For the first time in decades - dating back to Ronald Reagan - a lame-duck incumbent is in high demand on the campaign trail, says the Washington Post.
He was greeted by screaming crowds on each of his stops for Democratic presidential nominee Hillary Clinton.
The good feelings even extend to first lady Michelle Obama, who has been Clinton's most effective surrogate, campaigning alongside her in North Carolina last month.
Obama has surely earned all this love with respectable job growth and that the White House has not been hobbled by any significant scandals in the second term.

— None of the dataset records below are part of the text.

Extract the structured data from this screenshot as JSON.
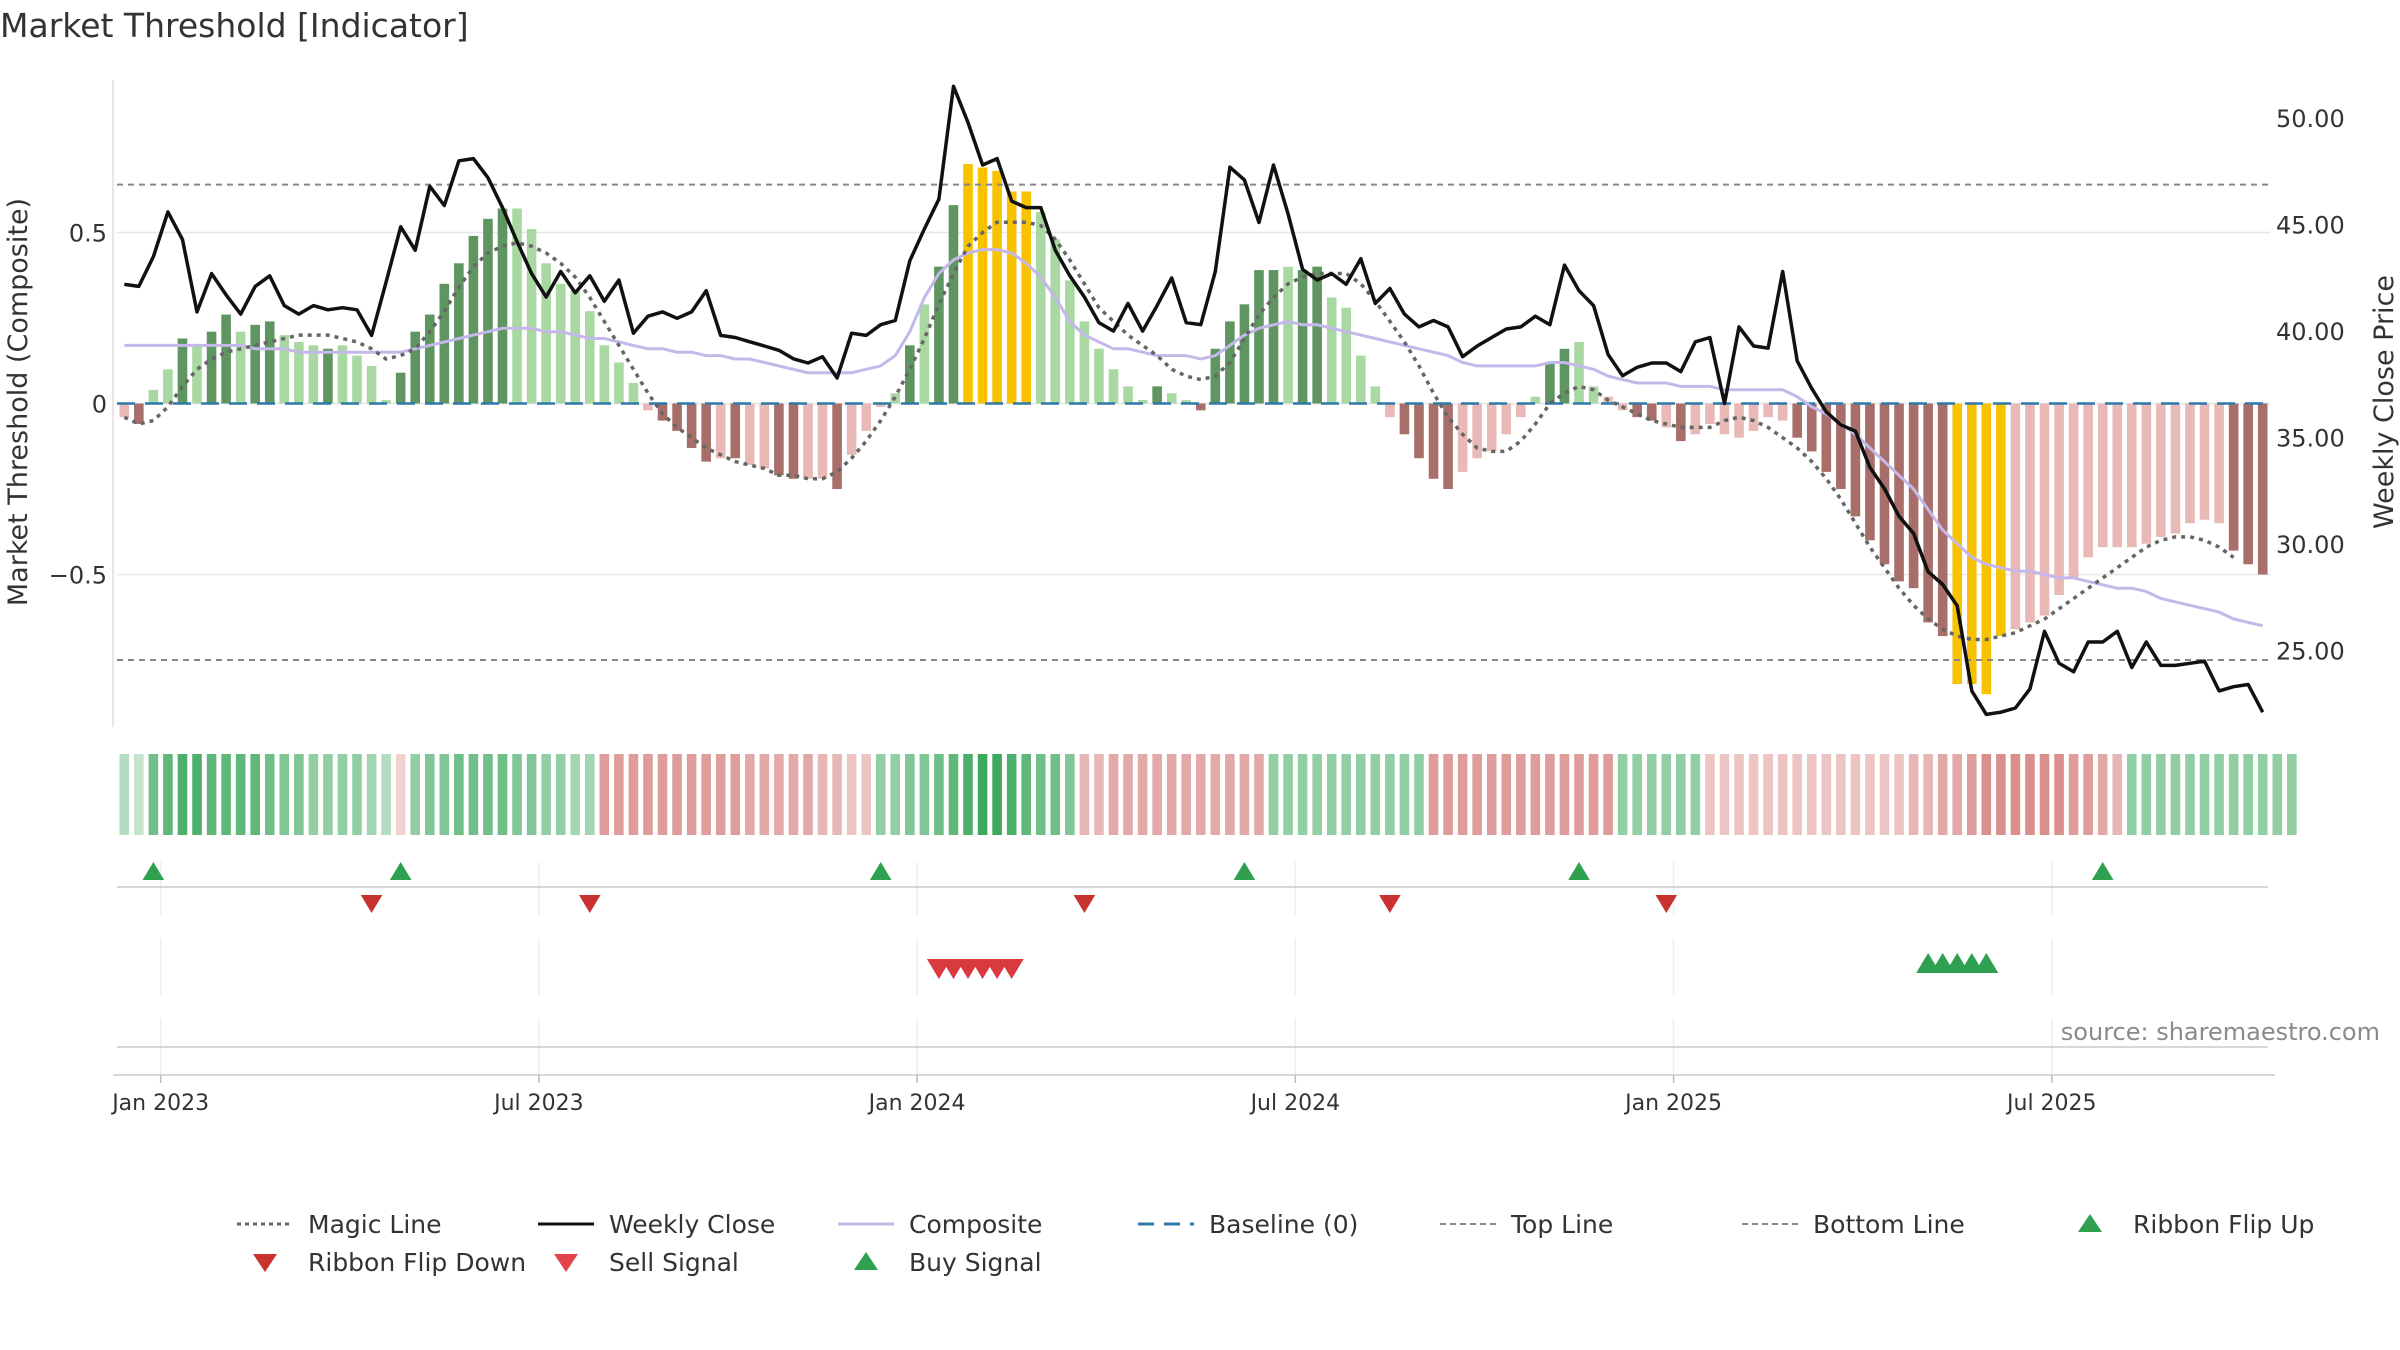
{
  "chart_data": {
    "type": "bar",
    "title": "Market Threshold [Indicator]",
    "ylabel_left": "Market Threshold (Composite)",
    "ylabel_right": "Weekly Close Price",
    "source": "source: sharemaestro.com",
    "ylim_left": [
      -0.94,
      0.94
    ],
    "ylim_right": [
      21.5,
      51.7
    ],
    "yticks_left": [
      {
        "v": 0.5,
        "label": "0.5"
      },
      {
        "v": 0,
        "label": "0"
      },
      {
        "v": -0.5,
        "label": "−0.5"
      }
    ],
    "yticks_right": [
      {
        "v": 50,
        "label": "50.00"
      },
      {
        "v": 45,
        "label": "45.00"
      },
      {
        "v": 40,
        "label": "40.00"
      },
      {
        "v": 35,
        "label": "35.00"
      },
      {
        "v": 30,
        "label": "30.00"
      },
      {
        "v": 25,
        "label": "25.00"
      }
    ],
    "xticks": [
      {
        "week": 2.5,
        "label": "Jan 2023"
      },
      {
        "week": 28.5,
        "label": "Jul 2023"
      },
      {
        "week": 54.5,
        "label": "Jan 2024"
      },
      {
        "week": 80.5,
        "label": "Jul 2024"
      },
      {
        "week": 106.5,
        "label": "Jan 2025"
      },
      {
        "week": 132.5,
        "label": "Jul 2025"
      }
    ],
    "top_line": 0.64,
    "bottom_line": -0.75,
    "baseline": 0,
    "colors": {
      "dark_green": "#5f9560",
      "light_green": "#a9d8a3",
      "dark_red": "#a86e6a",
      "light_red": "#e8b9b6",
      "gold": "#f7c200",
      "weekly_close": "#111111",
      "composite": "#c4b8ea",
      "magic_line": "#666666",
      "baseline": "#2d79a8",
      "buy": "#2ea050",
      "sell": "#d93a3f"
    },
    "bars": [
      -0.04,
      -0.06,
      0.04,
      0.1,
      0.19,
      0.17,
      0.21,
      0.26,
      0.21,
      0.23,
      0.24,
      0.2,
      0.18,
      0.17,
      0.16,
      0.17,
      0.14,
      0.11,
      0.01,
      0.09,
      0.21,
      0.26,
      0.35,
      0.41,
      0.49,
      0.54,
      0.57,
      0.57,
      0.51,
      0.41,
      0.35,
      0.33,
      0.27,
      0.17,
      0.12,
      0.06,
      -0.02,
      -0.05,
      -0.08,
      -0.13,
      -0.17,
      -0.16,
      -0.16,
      -0.18,
      -0.19,
      -0.21,
      -0.22,
      -0.22,
      -0.22,
      -0.25,
      -0.15,
      -0.08,
      -0.01,
      0.03,
      0.17,
      0.29,
      0.4,
      0.58,
      0.7,
      0.69,
      0.68,
      0.62,
      0.62,
      0.56,
      0.48,
      0.36,
      0.24,
      0.16,
      0.1,
      0.05,
      0.01,
      0.05,
      0.03,
      0.01,
      -0.02,
      0.16,
      0.24,
      0.29,
      0.39,
      0.39,
      0.4,
      0.39,
      0.4,
      0.31,
      0.28,
      0.14,
      0.05,
      -0.04,
      -0.09,
      -0.16,
      -0.22,
      -0.25,
      -0.2,
      -0.16,
      -0.14,
      -0.09,
      -0.04,
      0.02,
      0.12,
      0.16,
      0.18,
      0.05,
      0.02,
      -0.02,
      -0.04,
      -0.05,
      -0.07,
      -0.11,
      -0.09,
      -0.06,
      -0.09,
      -0.1,
      -0.08,
      -0.04,
      -0.05,
      -0.1,
      -0.14,
      -0.2,
      -0.25,
      -0.33,
      -0.4,
      -0.47,
      -0.52,
      -0.54,
      -0.64,
      -0.68,
      -0.82,
      -0.82,
      -0.85,
      -0.68,
      -0.66,
      -0.64,
      -0.62,
      -0.56,
      -0.51,
      -0.45,
      -0.42,
      -0.42,
      -0.42,
      -0.41,
      -0.39,
      -0.38,
      -0.35,
      -0.34,
      -0.35,
      -0.43,
      -0.47,
      -0.5
    ],
    "bar_tones": [
      "lr",
      "dr",
      "lg",
      "lg",
      "dg",
      "lg",
      "dg",
      "dg",
      "lg",
      "dg",
      "dg",
      "lg",
      "lg",
      "lg",
      "dg",
      "lg",
      "lg",
      "lg",
      "lg",
      "dg",
      "dg",
      "dg",
      "dg",
      "dg",
      "dg",
      "dg",
      "dg",
      "lg",
      "lg",
      "lg",
      "lg",
      "lg",
      "lg",
      "lg",
      "lg",
      "lg",
      "lr",
      "dr",
      "dr",
      "dr",
      "dr",
      "lr",
      "dr",
      "lr",
      "lr",
      "dr",
      "dr",
      "lr",
      "lr",
      "dr",
      "lr",
      "lr",
      "lr",
      "lg",
      "dg",
      "lg",
      "dg",
      "dg",
      "gold",
      "gold",
      "gold",
      "gold",
      "gold",
      "lg",
      "lg",
      "lg",
      "lg",
      "lg",
      "lg",
      "lg",
      "lg",
      "dg",
      "lg",
      "lg",
      "dr",
      "dg",
      "dg",
      "dg",
      "dg",
      "dg",
      "lg",
      "dg",
      "dg",
      "lg",
      "lg",
      "lg",
      "lg",
      "lr",
      "dr",
      "dr",
      "dr",
      "dr",
      "lr",
      "lr",
      "lr",
      "lr",
      "lr",
      "lg",
      "dg",
      "dg",
      "lg",
      "lg",
      "lr",
      "lr",
      "dr",
      "dr",
      "lr",
      "dr",
      "lr",
      "lr",
      "lr",
      "lr",
      "lr",
      "lr",
      "lr",
      "dr",
      "dr",
      "dr",
      "dr",
      "dr",
      "dr",
      "dr",
      "dr",
      "dr",
      "dr",
      "dr",
      "gold",
      "gold",
      "gold",
      "gold",
      "lr",
      "lr",
      "lr",
      "lr",
      "lr",
      "lr",
      "lr",
      "lr",
      "lr",
      "lr",
      "lr",
      "lr",
      "lr",
      "lr",
      "lr",
      "dr",
      "dr",
      "dr"
    ],
    "weekly_close": [
      42.2,
      42.1,
      43.5,
      45.6,
      44.3,
      40.9,
      42.7,
      41.7,
      40.8,
      42.1,
      42.6,
      41.2,
      40.8,
      41.2,
      41.0,
      41.1,
      41.0,
      39.8,
      42.3,
      44.9,
      43.8,
      46.8,
      45.9,
      48.0,
      48.1,
      47.2,
      45.8,
      44.2,
      42.7,
      41.6,
      42.8,
      41.8,
      42.6,
      41.4,
      42.4,
      39.9,
      40.7,
      40.9,
      40.6,
      40.9,
      41.9,
      39.8,
      39.7,
      39.5,
      39.3,
      39.1,
      38.7,
      38.5,
      38.8,
      37.8,
      39.9,
      39.8,
      40.3,
      40.5,
      43.3,
      44.8,
      46.2,
      51.5,
      49.8,
      47.8,
      48.1,
      46.1,
      45.8,
      45.8,
      43.8,
      42.6,
      41.6,
      40.4,
      40.0,
      41.3,
      40.0,
      41.2,
      42.5,
      40.4,
      40.3,
      42.8,
      47.7,
      47.1,
      45.1,
      47.8,
      45.5,
      42.9,
      42.4,
      42.7,
      42.2,
      43.4,
      41.3,
      42.0,
      40.8,
      40.2,
      40.5,
      40.2,
      38.8,
      39.3,
      39.7,
      40.1,
      40.2,
      40.7,
      40.3,
      43.1,
      41.9,
      41.2,
      38.9,
      37.9,
      38.3,
      38.5,
      38.5,
      38.1,
      39.5,
      39.7,
      36.6,
      40.2,
      39.3,
      39.2,
      42.8,
      38.6,
      37.3,
      36.2,
      35.6,
      35.3,
      33.6,
      32.6,
      31.3,
      30.5,
      28.7,
      28.1,
      27.1,
      23.1,
      22.0,
      22.1,
      22.3,
      23.2,
      25.9,
      24.4,
      24.0,
      25.4,
      25.4,
      25.9,
      24.2,
      25.4,
      24.3,
      24.3,
      24.4,
      24.5,
      23.1,
      23.3,
      23.4,
      22.1
    ],
    "composite": [
      0.17,
      0.17,
      0.17,
      0.17,
      0.17,
      0.17,
      0.17,
      0.17,
      0.17,
      0.16,
      0.16,
      0.16,
      0.15,
      0.15,
      0.15,
      0.15,
      0.15,
      0.15,
      0.15,
      0.15,
      0.16,
      0.17,
      0.18,
      0.19,
      0.2,
      0.21,
      0.22,
      0.22,
      0.22,
      0.21,
      0.21,
      0.2,
      0.19,
      0.19,
      0.18,
      0.17,
      0.16,
      0.16,
      0.15,
      0.15,
      0.14,
      0.14,
      0.13,
      0.13,
      0.12,
      0.11,
      0.1,
      0.09,
      0.09,
      0.09,
      0.09,
      0.1,
      0.11,
      0.14,
      0.21,
      0.31,
      0.38,
      0.42,
      0.44,
      0.45,
      0.45,
      0.44,
      0.41,
      0.37,
      0.31,
      0.24,
      0.2,
      0.18,
      0.16,
      0.16,
      0.15,
      0.14,
      0.14,
      0.14,
      0.13,
      0.14,
      0.17,
      0.2,
      0.22,
      0.23,
      0.24,
      0.23,
      0.23,
      0.22,
      0.21,
      0.2,
      0.19,
      0.18,
      0.17,
      0.16,
      0.15,
      0.14,
      0.12,
      0.11,
      0.11,
      0.11,
      0.11,
      0.11,
      0.12,
      0.12,
      0.11,
      0.1,
      0.08,
      0.07,
      0.06,
      0.06,
      0.06,
      0.05,
      0.05,
      0.05,
      0.04,
      0.04,
      0.04,
      0.04,
      0.04,
      0.02,
      -0.01,
      -0.03,
      -0.06,
      -0.09,
      -0.13,
      -0.17,
      -0.21,
      -0.25,
      -0.31,
      -0.37,
      -0.41,
      -0.45,
      -0.47,
      -0.48,
      -0.49,
      -0.49,
      -0.5,
      -0.51,
      -0.51,
      -0.52,
      -0.53,
      -0.54,
      -0.54,
      -0.55,
      -0.57,
      -0.58,
      -0.59,
      -0.6,
      -0.61,
      -0.63,
      -0.64,
      -0.65
    ],
    "magic_line": [
      -0.04,
      -0.06,
      -0.05,
      -0.01,
      0.05,
      0.1,
      0.13,
      0.15,
      0.16,
      0.17,
      0.18,
      0.19,
      0.2,
      0.2,
      0.2,
      0.19,
      0.18,
      0.16,
      0.13,
      0.14,
      0.16,
      0.21,
      0.27,
      0.34,
      0.4,
      0.44,
      0.46,
      0.47,
      0.46,
      0.44,
      0.41,
      0.37,
      0.31,
      0.24,
      0.17,
      0.1,
      0.03,
      -0.03,
      -0.07,
      -0.1,
      -0.13,
      -0.15,
      -0.17,
      -0.18,
      -0.19,
      -0.21,
      -0.21,
      -0.22,
      -0.22,
      -0.2,
      -0.16,
      -0.11,
      -0.05,
      0.02,
      0.1,
      0.19,
      0.29,
      0.38,
      0.46,
      0.5,
      0.53,
      0.53,
      0.53,
      0.52,
      0.48,
      0.42,
      0.35,
      0.28,
      0.24,
      0.2,
      0.17,
      0.14,
      0.1,
      0.08,
      0.07,
      0.08,
      0.12,
      0.19,
      0.26,
      0.31,
      0.35,
      0.37,
      0.38,
      0.38,
      0.38,
      0.35,
      0.3,
      0.24,
      0.18,
      0.11,
      0.03,
      -0.04,
      -0.09,
      -0.13,
      -0.14,
      -0.14,
      -0.11,
      -0.06,
      0.0,
      0.03,
      0.05,
      0.04,
      0.01,
      -0.01,
      -0.03,
      -0.05,
      -0.06,
      -0.07,
      -0.07,
      -0.07,
      -0.05,
      -0.04,
      -0.05,
      -0.07,
      -0.1,
      -0.13,
      -0.17,
      -0.22,
      -0.28,
      -0.35,
      -0.42,
      -0.48,
      -0.54,
      -0.59,
      -0.63,
      -0.66,
      -0.68,
      -0.69,
      -0.69,
      -0.68,
      -0.67,
      -0.65,
      -0.63,
      -0.6,
      -0.57,
      -0.54,
      -0.51,
      -0.48,
      -0.45,
      -0.42,
      -0.4,
      -0.39,
      -0.39,
      -0.4,
      -0.42,
      -0.45
    ],
    "ribbon": [
      0.2,
      0.1,
      0.6,
      0.7,
      0.8,
      0.8,
      0.7,
      0.7,
      0.7,
      0.7,
      0.6,
      0.5,
      0.5,
      0.4,
      0.4,
      0.4,
      0.4,
      0.3,
      0.2,
      -0.1,
      0.4,
      0.5,
      0.5,
      0.6,
      0.6,
      0.6,
      0.6,
      0.5,
      0.5,
      0.4,
      0.4,
      0.3,
      0.3,
      -0.5,
      -0.5,
      -0.5,
      -0.5,
      -0.5,
      -0.5,
      -0.5,
      -0.5,
      -0.5,
      -0.5,
      -0.4,
      -0.4,
      -0.4,
      -0.4,
      -0.4,
      -0.3,
      -0.3,
      -0.2,
      -0.2,
      0.4,
      0.4,
      0.5,
      0.5,
      0.6,
      0.7,
      0.8,
      0.9,
      0.9,
      0.8,
      0.7,
      0.6,
      0.6,
      0.5,
      -0.3,
      -0.3,
      -0.4,
      -0.4,
      -0.4,
      -0.4,
      -0.4,
      -0.4,
      -0.4,
      -0.4,
      -0.4,
      -0.4,
      -0.4,
      0.4,
      0.4,
      0.4,
      0.4,
      0.4,
      0.4,
      0.4,
      0.4,
      0.4,
      0.4,
      0.4,
      -0.5,
      -0.5,
      -0.5,
      -0.5,
      -0.5,
      -0.5,
      -0.5,
      -0.5,
      -0.5,
      -0.5,
      -0.5,
      -0.5,
      -0.5,
      0.4,
      0.4,
      0.4,
      0.4,
      0.4,
      0.4,
      -0.2,
      -0.2,
      -0.2,
      -0.2,
      -0.2,
      -0.2,
      -0.2,
      -0.2,
      -0.2,
      -0.2,
      -0.2,
      -0.2,
      -0.2,
      -0.2,
      -0.3,
      -0.3,
      -0.4,
      -0.4,
      -0.5,
      -0.6,
      -0.6,
      -0.6,
      -0.6,
      -0.6,
      -0.6,
      -0.5,
      -0.5,
      -0.4,
      -0.3,
      0.4,
      0.4,
      0.4,
      0.4,
      0.4,
      0.4,
      0.4,
      0.4,
      0.4,
      0.4,
      0.4,
      0.4
    ],
    "ribbon_flip_up": [
      2,
      19,
      52,
      77,
      100,
      136
    ],
    "ribbon_flip_down": [
      17,
      32,
      66,
      87,
      106
    ],
    "sell_signals": [
      56,
      57,
      58,
      59,
      60,
      61
    ],
    "buy_signals": [
      124,
      125,
      126,
      127,
      128
    ],
    "legend": [
      {
        "label": "Magic Line",
        "style": "dotted",
        "color": "#666666"
      },
      {
        "label": "Weekly Close",
        "style": "solid",
        "color": "#111111"
      },
      {
        "label": "Composite",
        "style": "solid",
        "color": "#c4b8ea"
      },
      {
        "label": "Baseline (0)",
        "style": "dashed",
        "color": "#2d79a8"
      },
      {
        "label": "Top Line",
        "style": "dashed-thin",
        "color": "#888888"
      },
      {
        "label": "Bottom Line",
        "style": "dashed-thin",
        "color": "#888888"
      },
      {
        "label": "Ribbon Flip Up",
        "style": "tri-up",
        "color": "#2ea050"
      },
      {
        "label": "Ribbon Flip Down",
        "style": "tri-down",
        "color": "#c8332f"
      },
      {
        "label": "Sell Signal",
        "style": "tri-down",
        "color": "#e0434b"
      },
      {
        "label": "Buy Signal",
        "style": "tri-up",
        "color": "#2ea050"
      }
    ]
  }
}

But the biggest reason for the late term surge in presidential popularity may be the election itself which is often a referendum on the incumbent.
And in this election, Clinton and Republican nominee Donald Trump have been blasting away at each other in what amounts to a contest about character.
Even a recent surge in premiums associated with the Affordable Care Act, Obama's signature domestic policy accomplishment has left him largely unscathed and broader Republican attacks on him have been ineffective.
Also, both the President and the first lady have been in heavy rotation on the TV talk-show circuit. In the final months of his presidency, Obama has played on the public nostalgia, returning repeatedly to the broader themes of the 2004 Democratic National Convention speech that made him a political star and his 2008 inaugural address.
Obama's campaign audiences are often full of young, college-age voters, many of whom were still in elementary school when he was elected.